Libreville, le 3 mars février 2025 – ( Dépêches 241 ). L’exercice du pouvoir ne se fait apparemment jamais sans y laisser des plumes. C’est ce que nous a appris le Conseil des Ministres du 13 février dernier, au cours duquel il a été décidé de retirer le nom de l’ex Président de la République Ali Bongo Ondimba de l’aéroport de Port-Gentil, pour le rebaptiser « aéroport international Joseph Rendjambé Issani, en souvenir de son combat politique contre le régime de feu Président Omar Bongo. Une décision qui passe mal auprès de l’opinion et surtout chez les fidèles de l’ancien Président qui y voient une tentative d’effacer toutes traces du passage du fils d’Omar Bongo Ondimba à la tête du Gabon.
Le 13 février dernier, alors que la population gabonaise espérait des décisions réelles qui devaient impacter son difficile quotidien, le Conseil des Ministres y répondra ni plus ni moins par un décret aux relents populistes , actant une nouvelle dénomination de l’aéroport international de Port-Gentil, renvoyant ainsi aux calendes grecques la satisfaction des besoins essentiels des gabonais. Cependant, si cette décision semble satisfaire la notabilité de l’Ogooué-Maritime, parce que c’était son souhait lors de l’inauguration de cet édifice, elle est aussi révélatrice d’une évidence qui se fait persistante depuis près de deux ans: il y aurait une pernicieuse tentative de réécriture de l’histoire du Gabon par les militaires au pouvoir.
Et celui qui semble visiblement en ligne de mire n’est autre que le Président déchu Ali Bongo Ondimba. Comme un sort qui s’acharne à ne jamais le laisser tranquille, après l’arrestation et l’incarcération de sa femme Sylvia Bongo, de son fils Nourredine Bongo Valentin et son éviction illégale à la Présidence du Parti Démocratique Gabonais ( PDG ), c’est désormais son passage à la tête du pays que le pouvoir en place tenterait grossièrement d’effacer. Tout se passe comme si à lui tout seul, il serait le symbole de tous les malheurs du pays, et pour cela, il devrait impérativement sortir de l’histoire du Gabon.
Une décision clivante ?
Alors que les choses s’érodent de jour en jour en raison de la gestion opaque des militaires, depuis cette annonce, la classe politique gabonaise est plus que jamais divisée: entre ceux qui soutiennent la décision de manière hypocrite pour flatter l’ego du Général-Président et ceux qui estiment que malgré tous les griefs que l’on peut faire à l’ancien dirigeant, cela ne devrait justifier la modification subjective de l’histoire commune du Gabon.
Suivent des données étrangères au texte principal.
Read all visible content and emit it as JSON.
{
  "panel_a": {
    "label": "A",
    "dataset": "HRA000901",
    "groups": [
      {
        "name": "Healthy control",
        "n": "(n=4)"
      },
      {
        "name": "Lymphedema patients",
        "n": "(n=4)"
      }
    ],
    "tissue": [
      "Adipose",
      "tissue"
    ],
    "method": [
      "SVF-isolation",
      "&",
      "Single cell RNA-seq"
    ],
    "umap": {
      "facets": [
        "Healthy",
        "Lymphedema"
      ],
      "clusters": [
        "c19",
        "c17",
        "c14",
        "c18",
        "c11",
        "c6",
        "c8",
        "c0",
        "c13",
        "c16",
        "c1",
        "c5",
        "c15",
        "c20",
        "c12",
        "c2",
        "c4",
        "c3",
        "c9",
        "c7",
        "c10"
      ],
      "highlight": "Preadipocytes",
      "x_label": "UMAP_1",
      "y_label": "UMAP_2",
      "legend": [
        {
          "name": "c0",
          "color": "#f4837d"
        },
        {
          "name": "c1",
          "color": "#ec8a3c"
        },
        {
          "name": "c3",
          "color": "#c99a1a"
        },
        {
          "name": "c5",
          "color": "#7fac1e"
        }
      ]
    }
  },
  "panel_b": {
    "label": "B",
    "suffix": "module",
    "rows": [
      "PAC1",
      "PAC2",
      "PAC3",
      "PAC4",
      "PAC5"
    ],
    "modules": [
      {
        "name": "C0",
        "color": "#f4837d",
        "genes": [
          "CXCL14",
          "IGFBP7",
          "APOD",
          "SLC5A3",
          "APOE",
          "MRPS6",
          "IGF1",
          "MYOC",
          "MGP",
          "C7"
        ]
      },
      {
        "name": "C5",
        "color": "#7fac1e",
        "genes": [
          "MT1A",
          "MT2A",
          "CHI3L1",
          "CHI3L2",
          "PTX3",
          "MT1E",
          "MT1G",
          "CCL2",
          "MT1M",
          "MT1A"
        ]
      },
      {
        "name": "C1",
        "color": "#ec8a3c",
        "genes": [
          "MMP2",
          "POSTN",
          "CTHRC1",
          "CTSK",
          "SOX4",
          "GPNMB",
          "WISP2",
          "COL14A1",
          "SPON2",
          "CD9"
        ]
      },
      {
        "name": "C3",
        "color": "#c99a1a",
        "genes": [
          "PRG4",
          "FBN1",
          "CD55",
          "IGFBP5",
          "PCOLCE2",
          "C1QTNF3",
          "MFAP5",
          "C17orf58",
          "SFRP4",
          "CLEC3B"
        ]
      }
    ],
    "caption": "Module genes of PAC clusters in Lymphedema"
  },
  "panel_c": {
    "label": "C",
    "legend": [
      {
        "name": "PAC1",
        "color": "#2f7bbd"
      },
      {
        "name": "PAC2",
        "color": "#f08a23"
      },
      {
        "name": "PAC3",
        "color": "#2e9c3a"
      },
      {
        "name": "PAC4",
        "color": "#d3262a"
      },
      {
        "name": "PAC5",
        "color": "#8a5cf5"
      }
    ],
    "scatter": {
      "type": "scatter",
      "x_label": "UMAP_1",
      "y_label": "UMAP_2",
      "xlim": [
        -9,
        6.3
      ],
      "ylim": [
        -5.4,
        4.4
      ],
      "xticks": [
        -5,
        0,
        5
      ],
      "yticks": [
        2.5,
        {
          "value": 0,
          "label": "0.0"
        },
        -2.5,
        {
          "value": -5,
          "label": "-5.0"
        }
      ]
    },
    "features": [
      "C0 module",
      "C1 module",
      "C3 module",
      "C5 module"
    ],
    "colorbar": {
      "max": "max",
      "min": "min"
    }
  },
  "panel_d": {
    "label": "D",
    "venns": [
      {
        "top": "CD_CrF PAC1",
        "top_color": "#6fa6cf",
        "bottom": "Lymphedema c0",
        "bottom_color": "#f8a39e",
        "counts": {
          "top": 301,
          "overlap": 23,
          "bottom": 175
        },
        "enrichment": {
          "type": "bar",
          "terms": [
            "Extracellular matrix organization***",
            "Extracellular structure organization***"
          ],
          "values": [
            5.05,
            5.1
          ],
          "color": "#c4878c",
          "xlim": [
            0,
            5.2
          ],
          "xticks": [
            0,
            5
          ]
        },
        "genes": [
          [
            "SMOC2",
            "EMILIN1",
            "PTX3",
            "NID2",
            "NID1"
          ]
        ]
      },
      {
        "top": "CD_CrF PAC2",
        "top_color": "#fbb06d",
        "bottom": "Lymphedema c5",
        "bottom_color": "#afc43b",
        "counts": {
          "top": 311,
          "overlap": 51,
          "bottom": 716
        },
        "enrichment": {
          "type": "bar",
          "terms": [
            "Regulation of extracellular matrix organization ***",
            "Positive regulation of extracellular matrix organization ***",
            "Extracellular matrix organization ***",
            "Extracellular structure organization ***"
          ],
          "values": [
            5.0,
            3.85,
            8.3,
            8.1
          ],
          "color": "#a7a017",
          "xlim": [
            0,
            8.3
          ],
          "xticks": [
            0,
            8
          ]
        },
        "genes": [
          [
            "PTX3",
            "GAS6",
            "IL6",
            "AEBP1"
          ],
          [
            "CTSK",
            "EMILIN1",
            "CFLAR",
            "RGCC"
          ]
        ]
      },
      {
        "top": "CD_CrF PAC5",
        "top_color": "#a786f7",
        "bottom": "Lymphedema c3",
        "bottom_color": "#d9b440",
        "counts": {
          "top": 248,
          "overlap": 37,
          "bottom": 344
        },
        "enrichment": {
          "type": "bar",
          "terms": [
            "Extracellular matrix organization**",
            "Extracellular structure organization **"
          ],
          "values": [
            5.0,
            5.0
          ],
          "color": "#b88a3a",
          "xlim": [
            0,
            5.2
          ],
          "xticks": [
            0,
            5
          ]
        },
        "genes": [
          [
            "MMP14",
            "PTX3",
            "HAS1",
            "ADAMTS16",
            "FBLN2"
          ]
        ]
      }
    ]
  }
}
Car, beaucoup, il est du devoir de l’État de préserver la mémoire commune d’un pays, avec l’ensemble de ce qui constitue ses progrès mais également ses tares.
À ce titre, l’ancienne Directrice Générale de la Caisse Nationale de Sécurité Sociale (CNSS), Nicole Assélé, a dernièrement convoqué une conférence de presse, pour marquer son indignation face à ce qu’elle considère comme une dérive des autorités militaires qui tentent, de manière assumée, de contorsionner l’histoire du pays. Aussi s’est-elle interrogée: « Ali Bongo Ondimba n’a-t-il fait que du mal aux Gabonais ? ». À cette interrogation, on ne saurait répondre par l’affirmative, les tenants du pouvoir actuel ayant grassement bénéficié de nombreux avantages durant les quatorze années de magistère d’Ali Bongo. Il serait ainsi, selon elle, inconcevable de le considérer comme le seul coupable de la situation actuelle du pays, dès lors qu’il n’a pas dirigé tout seul .
Au regard de ce qui précède, il serait nécessaire que le CTRI et son Chef se reprennent. Car, au lieu de l’unité nationale dont ils doivent se faire le devoir de maintenir et de consolider, certaines de leurs décisions produisent un effet inverse, qui tend trop souvent à polariser les positions. Le Gabon est un héritage commun. Il faut donc travailler à ce que la politique, au sens de la praxis comme le souligne le philosophe grec Aristote, soit un objet d’agrandissement inexorable de l’unité nationale, du vivre ensemble, de la paix sociale et de la promotion de la grandeur du pays à l’international.